Friday, 1 October 2010

E se nos esquivássemos do tiro de Chipande e nos concentrássemos na pobreza que nos está a fragilizar?

A este ritmo da perda de consciência, não tenho dúvidas que, daqui a 10 anos, assistiremos a um festival de revelações sobre o que aconteceu na luta de libertação.
Afinal, é contradição entre o discurso e a realidade. É isso mesmo. É que mais do que fragilizarmos a pobreza, conforme tenta demonstrar o discurso político, ela está a fragilizar-nos. Este discurso vem provar aquilo que tenho vindo a dizer, que apostamos muito nos discursos políticos de bradar os céus, pela beleza e pela facilidade da sua reprodução. Discursos mais empíricos do que científicos, baseados na percepção aérea sobre a pobreza do que na investigação e pesquisa nas zonas rurais e urbanas.
Ora, a questão é: com que bases o Governo vem dizendo que “estamos a fragilizar a pobreza”? A redução da desnutrição? A taxa de escolarização primária líquida e taxa de escolarização secundária líquida? Acesso a um posto de saúde em menos de 55 minutos a pé?
Contudo, o relatório (oficial) do Governo, chancelado pelo Ministério da Planificação e Desenvolvimento, apresenta não só uma realidade preocupante, como também dura, nua e crua. Nos últimos seis anos, a pobreza nacional, além de baixar, subiu, passando dos anteriores 54.1% para 54.7%.
Se de acordo com o relatório, nos últimos seis anos, conseguimos reduzir a pobreza urbana em - 0.7%, já não podemos dizer o mesmo da pobreza rural, que, no mesmo período, cresceu 1.4%, o que faz com que a pobreza nacional esteja nos 54.7%. Isto faz com que se questione o impacto dos 7 milhões de meticais drenados anualmente em nome do projecto “Distrito como pólo de desenvolvimento”. É que se esse projecto tivesse um impacto muito forte, o orçamento familiar também iria melhorar.

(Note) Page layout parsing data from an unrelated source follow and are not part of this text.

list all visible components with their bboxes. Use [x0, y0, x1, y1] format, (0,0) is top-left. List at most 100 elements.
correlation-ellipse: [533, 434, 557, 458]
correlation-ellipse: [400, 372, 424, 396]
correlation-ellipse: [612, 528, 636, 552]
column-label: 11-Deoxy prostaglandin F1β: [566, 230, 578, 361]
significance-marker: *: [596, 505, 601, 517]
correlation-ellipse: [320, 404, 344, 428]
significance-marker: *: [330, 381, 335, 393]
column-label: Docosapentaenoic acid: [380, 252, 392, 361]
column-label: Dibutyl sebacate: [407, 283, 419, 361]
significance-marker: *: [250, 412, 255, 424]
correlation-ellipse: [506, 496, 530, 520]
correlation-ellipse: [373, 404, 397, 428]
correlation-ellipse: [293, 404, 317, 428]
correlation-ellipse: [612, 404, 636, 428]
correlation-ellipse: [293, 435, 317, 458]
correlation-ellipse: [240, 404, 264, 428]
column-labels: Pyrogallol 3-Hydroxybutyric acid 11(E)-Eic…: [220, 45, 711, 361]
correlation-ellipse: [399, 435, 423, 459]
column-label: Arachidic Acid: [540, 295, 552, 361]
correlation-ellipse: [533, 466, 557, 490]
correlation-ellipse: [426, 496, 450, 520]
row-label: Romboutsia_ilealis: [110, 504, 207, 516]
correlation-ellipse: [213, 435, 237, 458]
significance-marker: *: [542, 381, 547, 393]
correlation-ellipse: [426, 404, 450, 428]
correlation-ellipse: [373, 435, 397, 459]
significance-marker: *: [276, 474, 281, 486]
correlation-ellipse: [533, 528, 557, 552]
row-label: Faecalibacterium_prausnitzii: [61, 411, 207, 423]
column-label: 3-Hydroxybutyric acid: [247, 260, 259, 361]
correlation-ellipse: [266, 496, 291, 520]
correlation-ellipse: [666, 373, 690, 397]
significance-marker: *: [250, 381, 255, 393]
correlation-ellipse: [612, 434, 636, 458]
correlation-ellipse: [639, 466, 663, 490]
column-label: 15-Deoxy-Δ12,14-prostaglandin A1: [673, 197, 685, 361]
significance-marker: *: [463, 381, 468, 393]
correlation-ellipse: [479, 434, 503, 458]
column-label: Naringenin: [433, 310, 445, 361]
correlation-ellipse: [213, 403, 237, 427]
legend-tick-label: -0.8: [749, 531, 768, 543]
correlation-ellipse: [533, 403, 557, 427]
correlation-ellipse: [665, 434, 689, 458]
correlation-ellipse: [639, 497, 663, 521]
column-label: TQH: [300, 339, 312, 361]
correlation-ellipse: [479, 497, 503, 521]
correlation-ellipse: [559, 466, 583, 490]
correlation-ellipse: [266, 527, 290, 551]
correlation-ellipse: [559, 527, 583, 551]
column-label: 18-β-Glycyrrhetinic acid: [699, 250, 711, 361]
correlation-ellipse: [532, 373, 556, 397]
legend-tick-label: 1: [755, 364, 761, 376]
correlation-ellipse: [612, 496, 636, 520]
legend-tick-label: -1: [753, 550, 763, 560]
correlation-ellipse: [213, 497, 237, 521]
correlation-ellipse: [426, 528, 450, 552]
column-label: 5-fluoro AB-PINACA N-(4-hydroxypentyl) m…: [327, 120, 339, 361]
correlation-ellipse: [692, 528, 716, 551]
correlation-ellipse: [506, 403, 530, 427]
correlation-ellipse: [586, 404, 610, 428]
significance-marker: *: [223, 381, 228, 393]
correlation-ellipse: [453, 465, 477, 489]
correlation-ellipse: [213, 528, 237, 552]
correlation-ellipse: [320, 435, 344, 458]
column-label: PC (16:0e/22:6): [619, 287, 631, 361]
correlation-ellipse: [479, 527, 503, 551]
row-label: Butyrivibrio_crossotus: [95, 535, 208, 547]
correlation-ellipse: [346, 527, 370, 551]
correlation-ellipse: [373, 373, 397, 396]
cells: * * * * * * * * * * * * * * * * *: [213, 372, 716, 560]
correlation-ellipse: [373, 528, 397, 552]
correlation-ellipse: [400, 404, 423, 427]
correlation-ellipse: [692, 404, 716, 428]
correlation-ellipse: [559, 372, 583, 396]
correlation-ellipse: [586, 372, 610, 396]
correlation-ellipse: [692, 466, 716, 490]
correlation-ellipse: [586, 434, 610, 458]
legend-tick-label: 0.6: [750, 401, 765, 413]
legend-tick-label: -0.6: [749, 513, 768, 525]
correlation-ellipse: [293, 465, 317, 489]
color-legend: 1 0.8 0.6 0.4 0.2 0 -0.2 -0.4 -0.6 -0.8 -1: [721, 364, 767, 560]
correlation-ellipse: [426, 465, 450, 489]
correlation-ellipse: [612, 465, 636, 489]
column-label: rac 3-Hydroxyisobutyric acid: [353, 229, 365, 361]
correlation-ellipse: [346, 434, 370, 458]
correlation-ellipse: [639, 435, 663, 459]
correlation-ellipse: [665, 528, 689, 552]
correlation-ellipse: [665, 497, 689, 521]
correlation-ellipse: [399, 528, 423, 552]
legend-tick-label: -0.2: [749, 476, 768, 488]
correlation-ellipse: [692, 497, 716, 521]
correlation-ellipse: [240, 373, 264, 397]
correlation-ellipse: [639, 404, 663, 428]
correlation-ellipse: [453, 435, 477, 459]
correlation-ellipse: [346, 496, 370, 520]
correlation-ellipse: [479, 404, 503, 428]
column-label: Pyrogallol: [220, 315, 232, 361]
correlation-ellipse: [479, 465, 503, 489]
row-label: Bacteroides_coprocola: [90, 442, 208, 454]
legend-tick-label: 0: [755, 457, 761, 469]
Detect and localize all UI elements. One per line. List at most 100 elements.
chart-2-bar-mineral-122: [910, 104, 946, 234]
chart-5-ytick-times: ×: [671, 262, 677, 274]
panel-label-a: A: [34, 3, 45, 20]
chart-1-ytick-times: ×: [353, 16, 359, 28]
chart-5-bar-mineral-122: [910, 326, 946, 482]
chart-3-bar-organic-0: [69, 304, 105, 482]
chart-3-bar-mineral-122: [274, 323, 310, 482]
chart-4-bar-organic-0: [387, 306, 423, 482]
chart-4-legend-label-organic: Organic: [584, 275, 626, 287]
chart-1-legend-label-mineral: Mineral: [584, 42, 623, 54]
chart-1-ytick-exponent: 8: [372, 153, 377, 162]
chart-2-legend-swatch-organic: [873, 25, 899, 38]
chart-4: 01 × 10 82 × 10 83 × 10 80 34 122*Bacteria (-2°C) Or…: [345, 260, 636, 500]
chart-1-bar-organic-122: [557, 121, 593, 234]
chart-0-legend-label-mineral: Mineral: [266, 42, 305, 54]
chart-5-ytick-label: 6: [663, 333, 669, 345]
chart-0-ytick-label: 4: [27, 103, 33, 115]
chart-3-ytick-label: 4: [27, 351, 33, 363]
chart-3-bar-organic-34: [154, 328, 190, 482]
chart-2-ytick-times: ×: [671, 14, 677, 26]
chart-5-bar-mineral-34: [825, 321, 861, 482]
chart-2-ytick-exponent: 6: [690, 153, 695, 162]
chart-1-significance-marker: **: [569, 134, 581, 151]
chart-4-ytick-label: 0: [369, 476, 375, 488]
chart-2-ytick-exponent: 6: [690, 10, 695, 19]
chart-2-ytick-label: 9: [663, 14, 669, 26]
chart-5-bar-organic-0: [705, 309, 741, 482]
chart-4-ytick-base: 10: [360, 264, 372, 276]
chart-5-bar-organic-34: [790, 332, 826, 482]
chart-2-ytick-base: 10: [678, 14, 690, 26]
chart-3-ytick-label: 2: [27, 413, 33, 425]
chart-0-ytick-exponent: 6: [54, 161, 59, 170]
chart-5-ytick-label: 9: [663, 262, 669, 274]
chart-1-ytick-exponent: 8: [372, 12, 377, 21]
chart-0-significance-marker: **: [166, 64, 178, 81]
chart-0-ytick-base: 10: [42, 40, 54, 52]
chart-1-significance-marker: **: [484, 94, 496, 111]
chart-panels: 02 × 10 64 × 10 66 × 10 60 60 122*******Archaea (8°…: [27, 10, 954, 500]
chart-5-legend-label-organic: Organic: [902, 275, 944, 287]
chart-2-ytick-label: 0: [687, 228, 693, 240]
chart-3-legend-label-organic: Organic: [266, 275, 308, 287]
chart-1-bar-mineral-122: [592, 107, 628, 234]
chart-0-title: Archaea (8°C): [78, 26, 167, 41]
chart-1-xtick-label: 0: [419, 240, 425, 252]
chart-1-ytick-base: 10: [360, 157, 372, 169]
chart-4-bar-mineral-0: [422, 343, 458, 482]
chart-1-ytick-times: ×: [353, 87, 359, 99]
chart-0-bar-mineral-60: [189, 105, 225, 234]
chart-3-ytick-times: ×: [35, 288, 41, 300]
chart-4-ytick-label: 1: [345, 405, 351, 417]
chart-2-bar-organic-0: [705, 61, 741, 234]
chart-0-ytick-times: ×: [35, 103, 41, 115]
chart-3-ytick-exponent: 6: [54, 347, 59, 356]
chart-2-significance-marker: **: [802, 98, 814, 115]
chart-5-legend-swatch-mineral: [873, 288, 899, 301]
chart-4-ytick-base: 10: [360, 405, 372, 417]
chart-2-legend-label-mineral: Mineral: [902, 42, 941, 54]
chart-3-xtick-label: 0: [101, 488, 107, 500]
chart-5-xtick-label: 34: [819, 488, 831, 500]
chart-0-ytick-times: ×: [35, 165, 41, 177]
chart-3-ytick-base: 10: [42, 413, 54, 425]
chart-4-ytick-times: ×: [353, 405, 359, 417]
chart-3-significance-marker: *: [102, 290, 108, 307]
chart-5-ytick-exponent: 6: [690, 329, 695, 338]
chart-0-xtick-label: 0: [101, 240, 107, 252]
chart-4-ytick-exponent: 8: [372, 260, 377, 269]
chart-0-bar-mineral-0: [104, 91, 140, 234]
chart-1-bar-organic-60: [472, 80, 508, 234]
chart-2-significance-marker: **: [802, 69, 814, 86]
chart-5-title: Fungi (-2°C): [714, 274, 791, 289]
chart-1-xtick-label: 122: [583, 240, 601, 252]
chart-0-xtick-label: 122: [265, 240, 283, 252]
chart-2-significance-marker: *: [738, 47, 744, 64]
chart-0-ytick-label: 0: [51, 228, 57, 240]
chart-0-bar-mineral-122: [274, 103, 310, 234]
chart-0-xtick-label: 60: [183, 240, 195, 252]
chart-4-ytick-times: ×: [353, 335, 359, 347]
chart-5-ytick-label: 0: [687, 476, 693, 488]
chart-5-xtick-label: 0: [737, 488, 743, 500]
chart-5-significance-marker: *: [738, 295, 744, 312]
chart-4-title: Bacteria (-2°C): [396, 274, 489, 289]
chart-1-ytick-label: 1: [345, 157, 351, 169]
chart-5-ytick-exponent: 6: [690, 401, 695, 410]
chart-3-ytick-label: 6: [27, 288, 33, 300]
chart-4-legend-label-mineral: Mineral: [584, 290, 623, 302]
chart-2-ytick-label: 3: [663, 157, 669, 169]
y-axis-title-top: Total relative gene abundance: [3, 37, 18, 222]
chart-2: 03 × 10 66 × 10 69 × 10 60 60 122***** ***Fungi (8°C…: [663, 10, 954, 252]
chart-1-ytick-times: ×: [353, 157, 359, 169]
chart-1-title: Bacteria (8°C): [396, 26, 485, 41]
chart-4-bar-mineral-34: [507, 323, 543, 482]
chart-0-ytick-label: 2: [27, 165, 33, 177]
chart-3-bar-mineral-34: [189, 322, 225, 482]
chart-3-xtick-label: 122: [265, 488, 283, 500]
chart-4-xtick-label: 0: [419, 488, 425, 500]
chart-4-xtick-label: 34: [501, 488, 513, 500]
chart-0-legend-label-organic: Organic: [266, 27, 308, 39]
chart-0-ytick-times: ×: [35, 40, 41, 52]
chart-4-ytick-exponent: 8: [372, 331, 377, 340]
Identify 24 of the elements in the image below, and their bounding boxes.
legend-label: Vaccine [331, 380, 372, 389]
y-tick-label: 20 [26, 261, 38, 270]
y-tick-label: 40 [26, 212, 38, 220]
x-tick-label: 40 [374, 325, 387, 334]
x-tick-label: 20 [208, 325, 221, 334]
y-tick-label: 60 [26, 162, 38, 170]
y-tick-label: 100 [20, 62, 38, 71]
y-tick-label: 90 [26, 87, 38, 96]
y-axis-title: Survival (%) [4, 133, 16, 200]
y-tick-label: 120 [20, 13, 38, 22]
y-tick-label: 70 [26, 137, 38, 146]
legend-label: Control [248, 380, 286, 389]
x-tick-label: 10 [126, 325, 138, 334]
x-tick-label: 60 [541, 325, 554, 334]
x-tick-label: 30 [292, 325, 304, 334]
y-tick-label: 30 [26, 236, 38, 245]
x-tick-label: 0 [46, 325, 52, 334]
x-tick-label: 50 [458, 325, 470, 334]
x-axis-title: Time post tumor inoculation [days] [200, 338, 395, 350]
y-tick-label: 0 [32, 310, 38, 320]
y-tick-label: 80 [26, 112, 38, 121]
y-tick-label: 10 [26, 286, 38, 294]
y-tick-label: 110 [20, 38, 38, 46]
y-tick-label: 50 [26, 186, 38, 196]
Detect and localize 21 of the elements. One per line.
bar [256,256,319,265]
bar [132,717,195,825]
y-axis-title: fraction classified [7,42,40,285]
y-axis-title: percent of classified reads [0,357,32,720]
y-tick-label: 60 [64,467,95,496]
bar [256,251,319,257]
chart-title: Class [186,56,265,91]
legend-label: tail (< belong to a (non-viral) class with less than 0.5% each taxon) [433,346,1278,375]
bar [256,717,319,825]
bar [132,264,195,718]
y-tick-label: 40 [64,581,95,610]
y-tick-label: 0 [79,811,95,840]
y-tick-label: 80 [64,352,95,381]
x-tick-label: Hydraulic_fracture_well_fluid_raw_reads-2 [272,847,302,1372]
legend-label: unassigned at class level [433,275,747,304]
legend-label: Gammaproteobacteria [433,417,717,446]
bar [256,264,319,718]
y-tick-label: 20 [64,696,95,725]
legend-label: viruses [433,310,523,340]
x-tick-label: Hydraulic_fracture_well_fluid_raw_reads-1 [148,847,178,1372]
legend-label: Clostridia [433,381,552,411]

No entanto, ao invés de melhorar, mesmo com esse dinheiro, o orçamento familiar não registou melhorias nos distritos.
Coisa interessante é que desde que o actual Governo começou, em 2005, a investir forte no discurso político de combates (1) à pobreza, (2) ao deixa-andar, (3) ao burocratismo, (4) à corrupção, (5) à preguiça - com cultura de trabalho - e (6) à pobreza mental, a pobreza nacional também atacou fortemente o nosso tecido social, fragilizando-o cada vez mais. Daí as manifestações populares.
Na verdade, o que aconteceu nos últimos seis anos (2002/3 – 2008/9) foi uma contradição entre o discurso político e a realidade que se vive no país em que esse mesmo discurso era difundido, como, por exemplo, dizer que “Estamos a fragilizar a pobreza”, quando, na verdade, é a pobreza que nos está a fragilizar.
Não restam dúvidas, até porque os dados provam isso, que fragilizamos substancialmente a pobreza no período entre 1996/7 e 2002/3, quando saímos de 69.4 para 54.1%, uma redução na ordem de -15.3%. Curiosamente, foi no período do “espírito de deixa-andar”, do burocratismo e de corrupção. Infelizmente, ao invés de discutirmos o problema da pobreza, que é o mais grave, estamos a discutir, nestas alturas, a autoria do primeiro tiro da luta de libertação nacional. Aliás, a grande virtude do Governo (da Frelimo) reside no facto de, nos momentos de crises sociais, inventar polémicas para desviar a atenção de muitos do essencial: a crise económica-financeira e social em que vivemos.
A discussão sobre a autoria do primeiro tiro faz-me lembrar a teoria de que o ser humano, à medida que a sua idade avança, a sua mentalidade regride, chegando ao estágio em que essa mentalidade roça a infantilidade. Creio que é o que está a acontecer, neste momento. À medida que os libertadores da pátria atingem a terceira idade, vão perdendo a consciência do que dizem e revelam segredos que há 46 anos estavam fechados a sete chaves.
A este ritmo da perda de consciência, não tenho dúvidas que, daqui a 10 anos, assistiremos a um festival de revelações sobre o que aconteceu na luta de libertação. Ninguém quer morrer com o seu segredo, com um nó na garganta.
Não bastou a revelação de que Eduardo Mondlane morreu em casa de Bety King e não no seu gabinete, conforme está plasmado na nossa história.